- Nickname: Dolgač
- Born: Jovan Cvetković 1860 Košino, Ottoman Empire (now Dolneni Municipality, North Macedonia)
- Died: 1915 (aged 54–55) Košino
- Allegiance: IMRO (1903–1904); Serbian Chetniks (1904–10); Serbian Army (1912–13);
- Service years: 1903–1913
- Rank: vojvoda
- Unit: Prilep

= Jovan Dolgač =

Serbian Chetnik commander in Macedonia

Jovan Cvetković (Јован Цветковић; 1860–1915), known as Jovan Dolgač (Јован Долгач), was a Serbian Chetnik commander in Macedonia, who also participated in the Balkan Wars and World War I in the Chetnik detachments of the Serbian Army. In Bulgaria he is considered a Bulgarian renegade who switched sides, i.e. (sic) Serboman.

==Life==
Dolgač was born in the village of Košino on the Babuna mountain. As a youngster, he smuggled weapons together with his brother Zmejko. The brothers subsequently joined the Internal Macedonian Revolutionary Organization (IMRO), in order to fight against the Turks and Albanian kachaks.

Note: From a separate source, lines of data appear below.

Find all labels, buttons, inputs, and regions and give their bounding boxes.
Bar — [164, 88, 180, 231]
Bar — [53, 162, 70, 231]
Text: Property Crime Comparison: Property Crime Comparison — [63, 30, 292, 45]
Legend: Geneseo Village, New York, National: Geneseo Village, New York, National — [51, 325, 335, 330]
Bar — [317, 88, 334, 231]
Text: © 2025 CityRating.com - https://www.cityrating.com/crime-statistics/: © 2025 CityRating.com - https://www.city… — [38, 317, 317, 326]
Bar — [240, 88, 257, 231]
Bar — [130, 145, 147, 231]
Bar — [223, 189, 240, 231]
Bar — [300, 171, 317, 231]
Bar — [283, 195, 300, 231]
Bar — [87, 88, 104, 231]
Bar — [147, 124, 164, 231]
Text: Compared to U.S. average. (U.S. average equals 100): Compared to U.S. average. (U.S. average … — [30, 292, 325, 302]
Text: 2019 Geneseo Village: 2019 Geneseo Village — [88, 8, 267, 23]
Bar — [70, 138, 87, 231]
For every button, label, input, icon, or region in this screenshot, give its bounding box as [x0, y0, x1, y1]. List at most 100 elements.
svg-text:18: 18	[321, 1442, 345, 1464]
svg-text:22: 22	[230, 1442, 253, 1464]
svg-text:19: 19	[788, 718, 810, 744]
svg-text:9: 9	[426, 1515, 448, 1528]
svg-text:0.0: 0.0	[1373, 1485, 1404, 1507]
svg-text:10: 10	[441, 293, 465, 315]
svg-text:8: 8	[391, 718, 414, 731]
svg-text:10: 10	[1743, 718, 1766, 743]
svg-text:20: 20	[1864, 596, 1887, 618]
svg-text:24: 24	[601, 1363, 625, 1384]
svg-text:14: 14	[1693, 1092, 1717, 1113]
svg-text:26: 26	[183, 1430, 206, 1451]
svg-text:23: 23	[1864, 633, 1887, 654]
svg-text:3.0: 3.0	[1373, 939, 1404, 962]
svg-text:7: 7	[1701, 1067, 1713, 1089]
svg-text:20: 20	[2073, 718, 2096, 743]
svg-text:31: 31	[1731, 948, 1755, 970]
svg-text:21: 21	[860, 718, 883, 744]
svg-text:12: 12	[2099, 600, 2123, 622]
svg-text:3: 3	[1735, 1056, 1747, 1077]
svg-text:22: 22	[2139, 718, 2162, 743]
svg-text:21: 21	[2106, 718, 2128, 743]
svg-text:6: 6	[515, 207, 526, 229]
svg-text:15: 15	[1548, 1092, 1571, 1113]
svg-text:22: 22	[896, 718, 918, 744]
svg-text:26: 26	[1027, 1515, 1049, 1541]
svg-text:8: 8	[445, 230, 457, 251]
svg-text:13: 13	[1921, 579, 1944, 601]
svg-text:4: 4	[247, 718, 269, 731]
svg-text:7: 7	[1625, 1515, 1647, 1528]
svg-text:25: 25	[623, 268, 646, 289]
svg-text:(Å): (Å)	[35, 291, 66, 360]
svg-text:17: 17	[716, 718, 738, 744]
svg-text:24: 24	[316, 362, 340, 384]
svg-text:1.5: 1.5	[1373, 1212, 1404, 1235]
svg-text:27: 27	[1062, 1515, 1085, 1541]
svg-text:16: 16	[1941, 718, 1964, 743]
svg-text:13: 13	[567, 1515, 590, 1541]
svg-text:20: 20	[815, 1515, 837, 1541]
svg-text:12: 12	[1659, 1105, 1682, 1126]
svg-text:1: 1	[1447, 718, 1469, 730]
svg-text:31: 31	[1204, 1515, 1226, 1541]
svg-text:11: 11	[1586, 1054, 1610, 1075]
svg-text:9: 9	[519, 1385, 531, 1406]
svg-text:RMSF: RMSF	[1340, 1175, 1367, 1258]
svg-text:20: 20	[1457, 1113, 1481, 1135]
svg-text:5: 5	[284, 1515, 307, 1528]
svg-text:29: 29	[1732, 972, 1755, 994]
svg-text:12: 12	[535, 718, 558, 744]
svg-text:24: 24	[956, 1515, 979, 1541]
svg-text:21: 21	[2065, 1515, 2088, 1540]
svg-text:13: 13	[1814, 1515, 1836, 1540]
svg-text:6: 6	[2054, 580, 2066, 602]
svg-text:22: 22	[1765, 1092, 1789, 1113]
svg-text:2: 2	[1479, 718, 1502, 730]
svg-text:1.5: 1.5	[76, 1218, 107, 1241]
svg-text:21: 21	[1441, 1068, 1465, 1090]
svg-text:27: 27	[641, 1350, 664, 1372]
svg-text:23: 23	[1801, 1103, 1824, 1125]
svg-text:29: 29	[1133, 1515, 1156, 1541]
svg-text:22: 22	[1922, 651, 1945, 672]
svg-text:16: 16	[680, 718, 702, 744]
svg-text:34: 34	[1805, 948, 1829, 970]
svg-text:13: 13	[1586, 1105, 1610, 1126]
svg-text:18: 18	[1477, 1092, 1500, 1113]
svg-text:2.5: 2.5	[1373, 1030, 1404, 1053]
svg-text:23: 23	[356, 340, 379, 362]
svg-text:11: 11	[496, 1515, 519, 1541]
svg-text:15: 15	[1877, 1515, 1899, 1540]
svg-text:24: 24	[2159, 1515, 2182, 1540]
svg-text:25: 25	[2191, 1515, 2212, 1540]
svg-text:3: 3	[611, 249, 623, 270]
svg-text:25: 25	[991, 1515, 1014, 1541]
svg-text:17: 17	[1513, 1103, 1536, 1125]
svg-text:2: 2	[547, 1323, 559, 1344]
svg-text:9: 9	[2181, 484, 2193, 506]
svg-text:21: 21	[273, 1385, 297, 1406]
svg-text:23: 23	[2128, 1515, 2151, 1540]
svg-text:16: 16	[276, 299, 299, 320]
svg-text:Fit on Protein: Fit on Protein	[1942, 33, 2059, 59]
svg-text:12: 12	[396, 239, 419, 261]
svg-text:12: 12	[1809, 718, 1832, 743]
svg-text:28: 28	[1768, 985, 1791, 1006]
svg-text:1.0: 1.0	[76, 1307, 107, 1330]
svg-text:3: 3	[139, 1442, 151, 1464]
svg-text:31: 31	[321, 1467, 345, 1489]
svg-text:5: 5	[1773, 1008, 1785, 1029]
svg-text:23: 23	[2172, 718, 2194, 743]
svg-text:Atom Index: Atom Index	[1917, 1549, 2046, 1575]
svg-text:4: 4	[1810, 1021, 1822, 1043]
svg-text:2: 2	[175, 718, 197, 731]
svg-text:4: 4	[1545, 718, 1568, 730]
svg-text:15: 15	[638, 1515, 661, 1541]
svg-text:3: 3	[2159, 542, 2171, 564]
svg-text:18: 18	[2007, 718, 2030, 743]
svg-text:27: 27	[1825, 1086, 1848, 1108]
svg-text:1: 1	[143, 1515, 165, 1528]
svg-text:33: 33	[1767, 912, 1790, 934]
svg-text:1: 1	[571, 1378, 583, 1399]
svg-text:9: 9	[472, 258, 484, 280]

Dolgač stayed with the IMRO until 1904, disappointed with the Bulgarian attacks within the organization against Serb villages around Prilep. Together with Gligor Sokolović he joined the Serbian Chetnik Organization and became a commander (vojvoda) of a band active in Prilep. He killed his own brother Zmejko when he refused to join the Serbian Organization. He participated in the battles of Mukos (1905), Krapa (1906), which were in the region of the Chief Staff of Western Povardarje. He participated in the First Balkan War where he distinguished himself in the battles of Kumanovo and the fighting on Mukos. In the work of Grigorije Božović, "Striko Dolgač" (Uncle Dolgač) was displayed as being a type of old Christian hajduk, who refused to believe that a Serb Muslim in his band could be a Serb and not a Turk; he became the embodiment of the Balkan understanding of religion as a divider of nations. Because of an attack on a Turkish wedding in 1913, he was arrested by the Serbian authorities but was eventually freed in order to fight in the Second Balkan War. In 1915, at an old age, he was appointed the village chief. He was murdered the same year by the IMRO.